Prospect Funding Holdings, LLC v Paiz |
2020 NY Slip Op 02967 [183 AD3d 486] |
May 21, 2020 |
Appellate Division, First Department |
Published by New York State Law Reporting Bureau pursuant to Judiciary Law § 431. |
Prospect Funding Holdings, LLC,
Appellant, v Shannon Paiz, Defendant, and Jon L. Norinsberg, Esq., et al., Respondents. |
Hegge & Confusione, LLC, New York (Michael Confusione of counsel), for appellant.
Law Offices of Jon L. Norinsberg, New York (Chaya M. Gourarie of counsel), for respondents.
Order, Supreme Court, New York County (Arthur F. Engoron, J.), entered on or about May 21, 2019, which, to the extent appealed from as limited by the briefs, denied plaintiff's motion for summary judgment on its claims against defendants Jon L. Norinsberg, Esq. (Norinsberg), Jon Norinsberg Esq., PLLC and the Law Offices of Jon L. Norinsberg, Esq. (collectively, Norinsberg Defendants) for breach of contract, promissory estoppel, conversion, and breach of fiduciary duty, and sua sponte granted the Norinsberg Defendants summary judgment dismissing the complaint as against them, unanimously affirmed, without costs.

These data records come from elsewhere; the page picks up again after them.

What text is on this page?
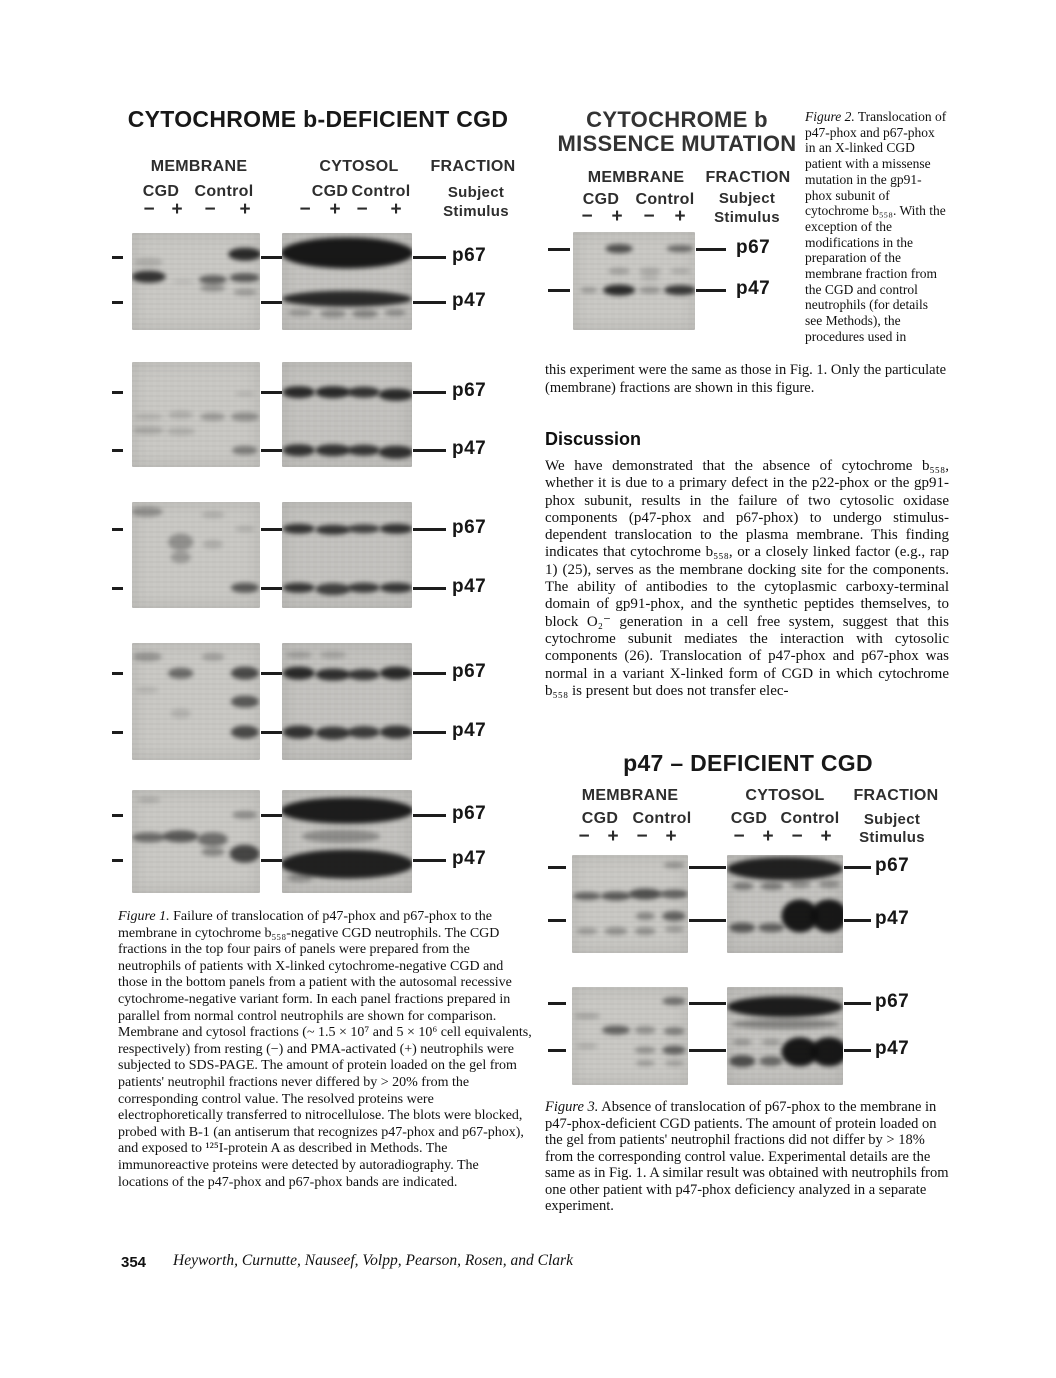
CYTOCHROME b-DEFICIENT CGD
MEMBRANE	CYTOSOL FRACTION
CGD Control	CGD Control Subject
Stimulus

Figure 1. Failure of translocation of p47-phox and p67-phox to the membrane in cytochrome b₅₅₈-negative CGD neutrophils. The CGD fractions in the top four pairs of panels were prepared from the neutrophils of patients with X-linked cytochrome-negative CGD and those in the bottom panels from a patient with the autosomal recessive cytochrome-negative variant form. In each panel fractions prepared in parallel from normal control neutrophils are shown for comparison. Membrane and cytosol fractions (~ 1.5 × 10⁷ and 5 × 10⁶ cell equivalents, respectively) from resting (−) and PMA-activated (+) neutrophils were subjected to SDS-PAGE. The amount of protein loaded on the gel from patients' neutrophil fractions never differed by > 20% from the corresponding control value. The resolved proteins were electrophoretically transferred to nitrocellulose. The blots were blocked, probed with B-1 (an antiserum that recognizes p47-phox and p67-phox), and exposed to ¹²⁵I-protein A as described in Methods. The immunoreactive proteins were detected by autoradiography. The locations of the p47-phox and p67-phox bands are indicated.

CYTOCHROME b
MISSENCE MUTATION
MEMBRANE FRACTION
CGD Control Subject
Stimulus

Figure 2. Translocation of p47-phox and p67-phox in an X-linked CGD patient with a missense mutation in the gp91-phox subunit of cytochrome b₅₅₈. With the exception of the modifications in the preparation of the membrane fraction from the CGD and control neutrophils (for details see Methods), the procedures used in

this experiment were the same as those in Fig. 1. Only the particulate (membrane) fractions are shown in this figure.

Discussion

We have demonstrated that the absence of cytochrome b₅₅₈, whether it is due to a primary defect in the p22-phox or the gp91-phox subunit, results in the failure of two cytosolic oxidase components (p47-phox and p67-phox) to undergo stimulus-dependent translocation to the plasma membrane. This finding indicates that cytochrome b₅₅₈, or a closely linked factor (e.g., rap 1) (25), serves as the membrane docking site for the components. The ability of antibodies to the cytoplasmic carboxy-terminal domain of gp91-phox, and the synthetic peptides themselves, to block O₂⁻ generation in a cell free system, suggest that this cytochrome subunit mediates the interaction with cytosolic components (26). Translocation of p47-phox and p67-phox was normal in a variant X-linked form of CGD in which cytochrome b₅₅₈ is present but does not transfer elec-

p47 – DEFICIENT CGD
MEMBRANE	CYTOSOL FRACTION
CGD Control CGD Control Subject
Stimulus

Figure 3. Absence of translocation of p67-phox to the membrane in p47-phox-deficient CGD patients. The amount of protein loaded on the gel from patients' neutrophil fractions did not differ by > 18% from the corresponding control value. Experimental details are the same as in Fig. 1. A similar result was obtained with neutrophils from one other patient with p47-phox deficiency analyzed in a separate experiment.

354 Heyworth, Curnutte, Nauseef, Volpp, Pearson, Rosen, and Clark
p67
p47
p67
p47
p67
p47
p67
p47
p67
p47
− + − +	− + − +
p67
p47
− + − +
p67
p47
p67
p47
− + − +	− + − +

The breach of contract claim was correctly dismissed because the relevant documents do not identify the Norinsberg Defendants as parties and do not impose upon them any obligations to plaintiff. The parties identified in those documents are plaintiff, as "Seller," and defendant Paiz, as "Purchaser." The Purchase Agreement is signed by Paiz and plaintiff's representative, not by the Norinsberg Defendants. The liquidated damages provision of the Purchase Agreement defines plaintiff's remedies against Paiz (seller) upon seller's defaults. The annexed "Important Information" is signed by Paiz only. In his capacity as Paiz's attorney, Norinsberg signed a "Certification" below Paiz's signature on the Important Information document, stating that he discussed the terms and conditions of the Purchase Agreement with Paiz, that he has a contingency fee agreement with her, that all proceeds of the suit in which he is representing her will be disbursed via the attorney's trust account, and that he is following Paiz's written instructions with regard to the Purchase Agreement. Those written instructions are contained in the "Irrevocable Letter of Direction," in which Paiz instructs Norinsberg "NOT to release any funds to me until [any dispute with plaintiff] is resolved." Norinsberg also signed an "Attorney Acknowledgment" at the end of the Irrevocable Letter of Direction, acknowledging receipt of the letter from his client and reiterating his agreement to follow his client's direction, and stating that plaintiff "has relied" on the Irrevocable Letter of Direction and the Attorney Acknowledgment.
Similarly, the promissory estoppel claim was correctly dismissed because plaintiff cannot identify a "clear and unambiguous promise" made to it by the Norinsberg Defendants (see Underhill Holdings, LLC v Travelsuite, Inc., 137 AD3d 533, 534 [1st Dept 2016]). As indicated, to the extent the Norinsberg Defendants made a promise concerning disbursement of settlement proceeds, the promise was made to Paiz.
The conversion claim was correctly dismissed because it is predicated on breach of the Purchase Agreement and alleges no independent facts sufficient to give rise to tort liability (see Fesseha v TD Waterhouse Inv. Servs., 305 AD2d 268, 269 [1st Dept 2003]).
The fiduciary duty claim was correctly dismissed because there was no fiduciary relationship between plaintiff and the Norinsberg Defendants (see Pokoik v Pokoik, 115 AD3d 428, 429 [1st Dept 2014]). Plaintiff failed to demonstrate that, by virtue of the Purchase Agreement or otherwise, it had a relationship with the Norinsberg Defendants grounded in a "higher level of trust than normally present in the marketplace," which imposed on the Norinsberg Defendants "a duty to act for or to give advice for [its] benefit" (see EBC I, Inc. v Goldman, Sachs & Co., 5 NY3d 11, 19 [2005]).
In view of the foregoing, the court properly granted summary judgment to the Norinsberg Defendants dismissing the action (CPLR 3212 [b]; Merritt Hill Vineyards v Windy Hgts. Vineyard, 61 NY2d 106, 110 [1984]). Concur—Acosta, P.J., Renwick, Webber, Gesmer, JJ.